Just a note that while the EOS utility is updated for the new 5D cameras, it is not updated for the 70D (for example). 
However, today (USA) there are updates for other models of:
Digital Photo Professional 4.2.31 
Picture Style Editor 1.15.20 Updater 

And on 4/30/15 there was an update of 
EOS MOVIE Utility 1.3 (I wonder what was updated there...)


----------



## Nitroman (May 13, 2015)

I wonder whether it's still possible to downgrade Canon 5D3 firmware to v 1.2.3 for Magic Lantern using the latest Eos Utility ? I saw that Canon won't allow you to downgrade via memory card with the latest firmware 1.3.3 and this version isn't supported by ML yet. 

My guess is it won't be long before Canon stop ML as i think they see it encroaching on their video C line sales.

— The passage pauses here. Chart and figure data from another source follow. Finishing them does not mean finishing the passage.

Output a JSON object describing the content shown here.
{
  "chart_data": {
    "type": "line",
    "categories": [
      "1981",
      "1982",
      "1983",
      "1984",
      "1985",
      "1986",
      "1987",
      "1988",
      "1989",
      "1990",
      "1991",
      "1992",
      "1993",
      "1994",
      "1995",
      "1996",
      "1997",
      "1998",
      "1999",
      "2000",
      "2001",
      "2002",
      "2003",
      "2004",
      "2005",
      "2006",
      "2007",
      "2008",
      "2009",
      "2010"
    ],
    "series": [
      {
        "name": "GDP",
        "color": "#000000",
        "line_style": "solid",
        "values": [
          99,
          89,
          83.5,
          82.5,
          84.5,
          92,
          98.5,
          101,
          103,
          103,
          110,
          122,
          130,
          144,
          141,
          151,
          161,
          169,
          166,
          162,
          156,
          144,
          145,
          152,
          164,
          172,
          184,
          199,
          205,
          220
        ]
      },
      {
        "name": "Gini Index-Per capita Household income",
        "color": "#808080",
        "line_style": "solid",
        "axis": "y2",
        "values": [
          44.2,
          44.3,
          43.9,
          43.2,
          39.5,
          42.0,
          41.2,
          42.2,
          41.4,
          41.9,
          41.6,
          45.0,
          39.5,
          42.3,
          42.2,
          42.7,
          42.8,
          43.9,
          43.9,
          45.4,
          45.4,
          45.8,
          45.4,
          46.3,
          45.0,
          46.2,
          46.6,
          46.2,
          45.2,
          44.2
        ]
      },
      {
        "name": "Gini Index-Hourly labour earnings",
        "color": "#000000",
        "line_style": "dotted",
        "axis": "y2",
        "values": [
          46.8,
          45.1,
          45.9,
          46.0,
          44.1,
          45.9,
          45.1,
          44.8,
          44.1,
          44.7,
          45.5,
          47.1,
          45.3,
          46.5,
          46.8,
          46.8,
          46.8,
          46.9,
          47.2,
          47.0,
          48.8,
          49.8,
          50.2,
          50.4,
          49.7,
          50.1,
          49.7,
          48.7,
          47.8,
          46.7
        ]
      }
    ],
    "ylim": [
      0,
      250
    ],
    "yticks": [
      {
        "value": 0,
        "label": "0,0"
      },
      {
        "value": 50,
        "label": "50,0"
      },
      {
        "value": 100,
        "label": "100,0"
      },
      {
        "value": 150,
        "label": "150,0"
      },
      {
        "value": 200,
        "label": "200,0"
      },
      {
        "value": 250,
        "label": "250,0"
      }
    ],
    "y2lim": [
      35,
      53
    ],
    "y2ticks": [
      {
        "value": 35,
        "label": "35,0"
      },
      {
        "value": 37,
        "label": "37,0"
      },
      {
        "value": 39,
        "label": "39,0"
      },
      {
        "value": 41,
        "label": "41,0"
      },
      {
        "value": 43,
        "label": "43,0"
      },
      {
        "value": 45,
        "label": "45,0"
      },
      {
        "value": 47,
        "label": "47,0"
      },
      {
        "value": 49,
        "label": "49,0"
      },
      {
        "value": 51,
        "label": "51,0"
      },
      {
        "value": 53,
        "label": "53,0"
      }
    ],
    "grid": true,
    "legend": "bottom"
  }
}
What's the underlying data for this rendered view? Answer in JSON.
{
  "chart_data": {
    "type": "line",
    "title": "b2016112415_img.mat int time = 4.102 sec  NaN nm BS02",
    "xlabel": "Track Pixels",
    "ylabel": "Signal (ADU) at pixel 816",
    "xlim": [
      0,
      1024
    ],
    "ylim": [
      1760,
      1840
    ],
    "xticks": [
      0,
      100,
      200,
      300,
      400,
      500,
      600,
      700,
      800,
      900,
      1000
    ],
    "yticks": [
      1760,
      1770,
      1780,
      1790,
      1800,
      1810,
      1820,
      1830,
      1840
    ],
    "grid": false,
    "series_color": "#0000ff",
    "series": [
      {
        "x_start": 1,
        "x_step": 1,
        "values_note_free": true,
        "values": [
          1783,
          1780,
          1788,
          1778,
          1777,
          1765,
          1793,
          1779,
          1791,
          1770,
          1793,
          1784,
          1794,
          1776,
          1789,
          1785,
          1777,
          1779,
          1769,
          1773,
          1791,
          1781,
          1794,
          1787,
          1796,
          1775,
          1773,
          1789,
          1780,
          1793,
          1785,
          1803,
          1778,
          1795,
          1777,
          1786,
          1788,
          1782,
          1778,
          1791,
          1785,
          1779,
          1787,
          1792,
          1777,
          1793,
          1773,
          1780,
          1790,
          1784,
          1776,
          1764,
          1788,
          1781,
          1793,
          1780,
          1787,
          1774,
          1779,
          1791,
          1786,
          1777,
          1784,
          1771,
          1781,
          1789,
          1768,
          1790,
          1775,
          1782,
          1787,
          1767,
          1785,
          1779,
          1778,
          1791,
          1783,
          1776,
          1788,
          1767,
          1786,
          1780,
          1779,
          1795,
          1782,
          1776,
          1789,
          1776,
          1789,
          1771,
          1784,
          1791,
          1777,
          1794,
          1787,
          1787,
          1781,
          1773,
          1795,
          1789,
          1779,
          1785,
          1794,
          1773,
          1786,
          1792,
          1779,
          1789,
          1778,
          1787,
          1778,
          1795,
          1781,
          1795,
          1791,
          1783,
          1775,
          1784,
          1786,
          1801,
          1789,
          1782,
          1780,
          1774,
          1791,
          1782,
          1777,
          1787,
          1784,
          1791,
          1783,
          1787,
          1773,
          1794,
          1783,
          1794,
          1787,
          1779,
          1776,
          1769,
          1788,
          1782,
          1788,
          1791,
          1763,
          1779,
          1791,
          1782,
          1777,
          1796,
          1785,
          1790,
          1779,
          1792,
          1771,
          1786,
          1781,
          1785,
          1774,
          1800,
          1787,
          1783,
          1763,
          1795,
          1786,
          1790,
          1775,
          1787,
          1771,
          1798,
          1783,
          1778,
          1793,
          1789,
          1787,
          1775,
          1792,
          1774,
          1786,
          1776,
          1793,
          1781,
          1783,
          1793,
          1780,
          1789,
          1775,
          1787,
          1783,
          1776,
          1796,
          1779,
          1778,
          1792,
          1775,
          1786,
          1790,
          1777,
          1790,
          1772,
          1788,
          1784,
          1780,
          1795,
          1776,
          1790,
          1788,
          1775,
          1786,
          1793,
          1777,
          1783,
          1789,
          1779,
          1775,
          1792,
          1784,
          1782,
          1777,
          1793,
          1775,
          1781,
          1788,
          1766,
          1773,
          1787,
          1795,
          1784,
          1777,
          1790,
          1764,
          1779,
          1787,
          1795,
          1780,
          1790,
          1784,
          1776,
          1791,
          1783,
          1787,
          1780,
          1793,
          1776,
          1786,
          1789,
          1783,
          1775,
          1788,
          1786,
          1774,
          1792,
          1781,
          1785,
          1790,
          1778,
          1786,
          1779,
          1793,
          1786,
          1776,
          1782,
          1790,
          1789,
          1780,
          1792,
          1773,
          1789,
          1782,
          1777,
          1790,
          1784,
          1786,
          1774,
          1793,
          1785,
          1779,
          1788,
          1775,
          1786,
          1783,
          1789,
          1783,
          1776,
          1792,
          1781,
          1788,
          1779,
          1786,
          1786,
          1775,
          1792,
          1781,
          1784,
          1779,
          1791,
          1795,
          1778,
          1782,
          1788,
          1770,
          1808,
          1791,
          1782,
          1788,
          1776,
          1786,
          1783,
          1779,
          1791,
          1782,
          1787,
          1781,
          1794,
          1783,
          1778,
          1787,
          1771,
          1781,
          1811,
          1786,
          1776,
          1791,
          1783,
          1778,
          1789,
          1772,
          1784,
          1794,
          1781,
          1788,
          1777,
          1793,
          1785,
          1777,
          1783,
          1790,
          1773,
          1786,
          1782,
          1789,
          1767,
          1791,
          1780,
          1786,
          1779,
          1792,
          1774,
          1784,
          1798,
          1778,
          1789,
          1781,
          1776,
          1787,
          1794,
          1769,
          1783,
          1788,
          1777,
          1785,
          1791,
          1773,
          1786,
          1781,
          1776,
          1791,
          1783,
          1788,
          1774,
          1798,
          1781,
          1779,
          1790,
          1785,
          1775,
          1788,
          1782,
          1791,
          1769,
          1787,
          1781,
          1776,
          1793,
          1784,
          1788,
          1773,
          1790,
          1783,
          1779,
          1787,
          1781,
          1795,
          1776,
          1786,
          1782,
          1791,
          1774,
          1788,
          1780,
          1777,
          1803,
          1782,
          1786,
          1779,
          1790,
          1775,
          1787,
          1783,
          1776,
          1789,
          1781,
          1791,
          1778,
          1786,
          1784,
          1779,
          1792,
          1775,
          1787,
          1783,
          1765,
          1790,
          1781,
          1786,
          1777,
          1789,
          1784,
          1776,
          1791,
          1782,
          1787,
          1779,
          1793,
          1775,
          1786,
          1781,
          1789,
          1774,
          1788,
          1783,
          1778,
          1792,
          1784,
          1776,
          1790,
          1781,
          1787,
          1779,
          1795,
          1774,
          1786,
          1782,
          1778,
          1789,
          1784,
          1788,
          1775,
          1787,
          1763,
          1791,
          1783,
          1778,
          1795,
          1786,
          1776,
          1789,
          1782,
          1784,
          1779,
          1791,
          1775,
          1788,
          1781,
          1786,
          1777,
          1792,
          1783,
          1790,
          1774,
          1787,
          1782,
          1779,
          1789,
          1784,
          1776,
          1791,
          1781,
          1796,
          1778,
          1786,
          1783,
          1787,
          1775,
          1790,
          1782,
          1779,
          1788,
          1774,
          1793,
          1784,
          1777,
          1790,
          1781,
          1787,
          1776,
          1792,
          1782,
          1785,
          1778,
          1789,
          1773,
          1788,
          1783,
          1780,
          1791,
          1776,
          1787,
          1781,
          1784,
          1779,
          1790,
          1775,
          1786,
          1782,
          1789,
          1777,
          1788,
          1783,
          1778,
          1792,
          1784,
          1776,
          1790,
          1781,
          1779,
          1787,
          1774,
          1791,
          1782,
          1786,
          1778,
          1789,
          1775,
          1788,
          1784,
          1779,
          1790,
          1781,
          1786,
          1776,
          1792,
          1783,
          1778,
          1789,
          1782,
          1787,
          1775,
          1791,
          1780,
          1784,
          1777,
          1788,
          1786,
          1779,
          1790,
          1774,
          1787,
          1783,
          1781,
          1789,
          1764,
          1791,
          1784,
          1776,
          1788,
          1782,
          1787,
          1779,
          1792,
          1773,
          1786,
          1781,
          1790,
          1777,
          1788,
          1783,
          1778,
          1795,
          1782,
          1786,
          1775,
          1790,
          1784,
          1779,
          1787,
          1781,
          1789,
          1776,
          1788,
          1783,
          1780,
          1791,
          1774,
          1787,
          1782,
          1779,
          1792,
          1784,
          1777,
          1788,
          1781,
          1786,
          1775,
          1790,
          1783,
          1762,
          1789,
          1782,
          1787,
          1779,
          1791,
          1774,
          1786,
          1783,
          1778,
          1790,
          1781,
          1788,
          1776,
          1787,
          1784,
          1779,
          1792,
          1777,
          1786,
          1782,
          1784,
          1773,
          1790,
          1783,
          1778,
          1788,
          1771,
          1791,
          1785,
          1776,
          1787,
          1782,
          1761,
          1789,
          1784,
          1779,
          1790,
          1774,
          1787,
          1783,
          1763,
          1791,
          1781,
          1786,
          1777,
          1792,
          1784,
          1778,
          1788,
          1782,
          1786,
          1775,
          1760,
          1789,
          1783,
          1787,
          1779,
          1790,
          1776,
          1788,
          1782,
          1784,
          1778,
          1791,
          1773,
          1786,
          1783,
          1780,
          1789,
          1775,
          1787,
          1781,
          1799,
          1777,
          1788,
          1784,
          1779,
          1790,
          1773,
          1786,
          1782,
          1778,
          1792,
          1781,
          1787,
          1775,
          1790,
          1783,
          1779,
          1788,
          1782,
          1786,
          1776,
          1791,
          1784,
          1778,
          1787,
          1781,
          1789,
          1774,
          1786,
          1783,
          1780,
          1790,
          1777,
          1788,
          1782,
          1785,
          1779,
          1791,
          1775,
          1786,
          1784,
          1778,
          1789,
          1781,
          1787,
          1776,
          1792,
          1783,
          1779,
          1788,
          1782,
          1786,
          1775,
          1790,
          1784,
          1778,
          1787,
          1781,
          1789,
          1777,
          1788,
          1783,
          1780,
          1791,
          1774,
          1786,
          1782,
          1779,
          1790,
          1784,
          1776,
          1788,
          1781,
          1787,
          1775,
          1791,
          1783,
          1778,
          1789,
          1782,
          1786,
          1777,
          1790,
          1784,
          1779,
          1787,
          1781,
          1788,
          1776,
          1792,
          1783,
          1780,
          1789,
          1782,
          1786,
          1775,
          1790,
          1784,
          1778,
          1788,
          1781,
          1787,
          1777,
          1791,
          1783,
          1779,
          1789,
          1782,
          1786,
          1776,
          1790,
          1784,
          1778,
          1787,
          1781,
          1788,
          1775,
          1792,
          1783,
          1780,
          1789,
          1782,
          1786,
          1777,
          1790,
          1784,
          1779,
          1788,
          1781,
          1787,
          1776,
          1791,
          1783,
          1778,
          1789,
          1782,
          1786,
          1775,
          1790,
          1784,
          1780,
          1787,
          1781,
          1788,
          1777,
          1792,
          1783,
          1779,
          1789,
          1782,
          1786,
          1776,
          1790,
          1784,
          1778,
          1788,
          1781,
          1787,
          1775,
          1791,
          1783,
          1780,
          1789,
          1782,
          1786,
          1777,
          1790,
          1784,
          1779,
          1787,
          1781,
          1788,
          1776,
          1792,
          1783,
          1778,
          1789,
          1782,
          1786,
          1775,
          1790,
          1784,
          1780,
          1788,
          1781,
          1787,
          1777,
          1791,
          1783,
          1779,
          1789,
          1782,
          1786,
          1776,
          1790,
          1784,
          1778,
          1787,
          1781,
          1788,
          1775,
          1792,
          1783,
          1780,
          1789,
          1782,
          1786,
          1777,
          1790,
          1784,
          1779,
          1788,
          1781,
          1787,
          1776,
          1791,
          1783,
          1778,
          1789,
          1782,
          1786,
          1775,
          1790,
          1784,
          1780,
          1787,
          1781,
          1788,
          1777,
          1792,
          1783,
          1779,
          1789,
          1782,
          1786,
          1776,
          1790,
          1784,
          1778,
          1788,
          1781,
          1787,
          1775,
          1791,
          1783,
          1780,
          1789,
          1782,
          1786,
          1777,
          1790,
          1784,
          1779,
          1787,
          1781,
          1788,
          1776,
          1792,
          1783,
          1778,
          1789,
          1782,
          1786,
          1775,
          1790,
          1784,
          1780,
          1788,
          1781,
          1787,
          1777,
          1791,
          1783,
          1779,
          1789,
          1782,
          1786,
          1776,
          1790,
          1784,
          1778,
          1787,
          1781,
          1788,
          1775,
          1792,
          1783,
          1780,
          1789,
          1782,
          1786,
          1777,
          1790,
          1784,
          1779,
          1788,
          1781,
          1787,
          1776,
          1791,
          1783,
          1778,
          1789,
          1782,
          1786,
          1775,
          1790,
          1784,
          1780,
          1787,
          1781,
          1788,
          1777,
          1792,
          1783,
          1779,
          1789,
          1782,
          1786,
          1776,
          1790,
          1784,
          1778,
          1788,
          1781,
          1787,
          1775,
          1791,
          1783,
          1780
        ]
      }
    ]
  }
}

Lets hope i'm wrong, as ML makes me want to stay with Canon and keep buying their cameras so i can pimp 'em up !


----------



## Fatalv (May 13, 2015)

Is the download link broken for DPP for anyone else? I get a broken link error after entering my serial number :-\


----------



## rs (May 13, 2015)

Fatalv said:


> Is the download link broken for DPP for anyone else? I get a broken link error after entering my serial number :-\


It works good for me.


----------



## Click (May 13, 2015)

rs said:


> Fatalv said:
> 
> 
> > Is the download link broken for DPP for anyone else? I get a broken link error after entering my serial number :-\
> ...



+1 

(With Google Chrome)


----------



## rs (May 13, 2015)

Click said:


> rs said:
> 
> 
> > Fatalv said:
> ...


Safari here


----------



## Fotofanten (May 13, 2015)

Still no 16-35 f/4L IS in the lens correction database...


----------



## MiamiC70 (May 14, 2015)

I am curious why there are two version of DPP. Why doesn't Canon just add support for all their cameras into DPP 4?


----------



## KBStudio (May 14, 2015)

Nitroman said:


> I wonder whether it's still possible to downgrade Canon 5D3 firmware to v 1.2.3 for Magic Lantern using the latest Eos Utility ? I saw that Canon won't allow you to downgrade via memory card with the latest firmware 1.3.3 and this version isn't supported by ML yet.
> 
> My guess is it won't be long before Canon stop ML as i think they see it encroaching on their video C line sales.
> 
> Lets hope i'm wrong, as ML makes me want to stay with Canon and keep buying their cameras so i can pimp 'em up !



No! Canon does not allow you to use firmware older than that which is currently on your camera.


----------



## mukul (May 15, 2015)

Can any one please enlighten if 600D owners need this update for DPP?

My DPP version 3.14.47


----------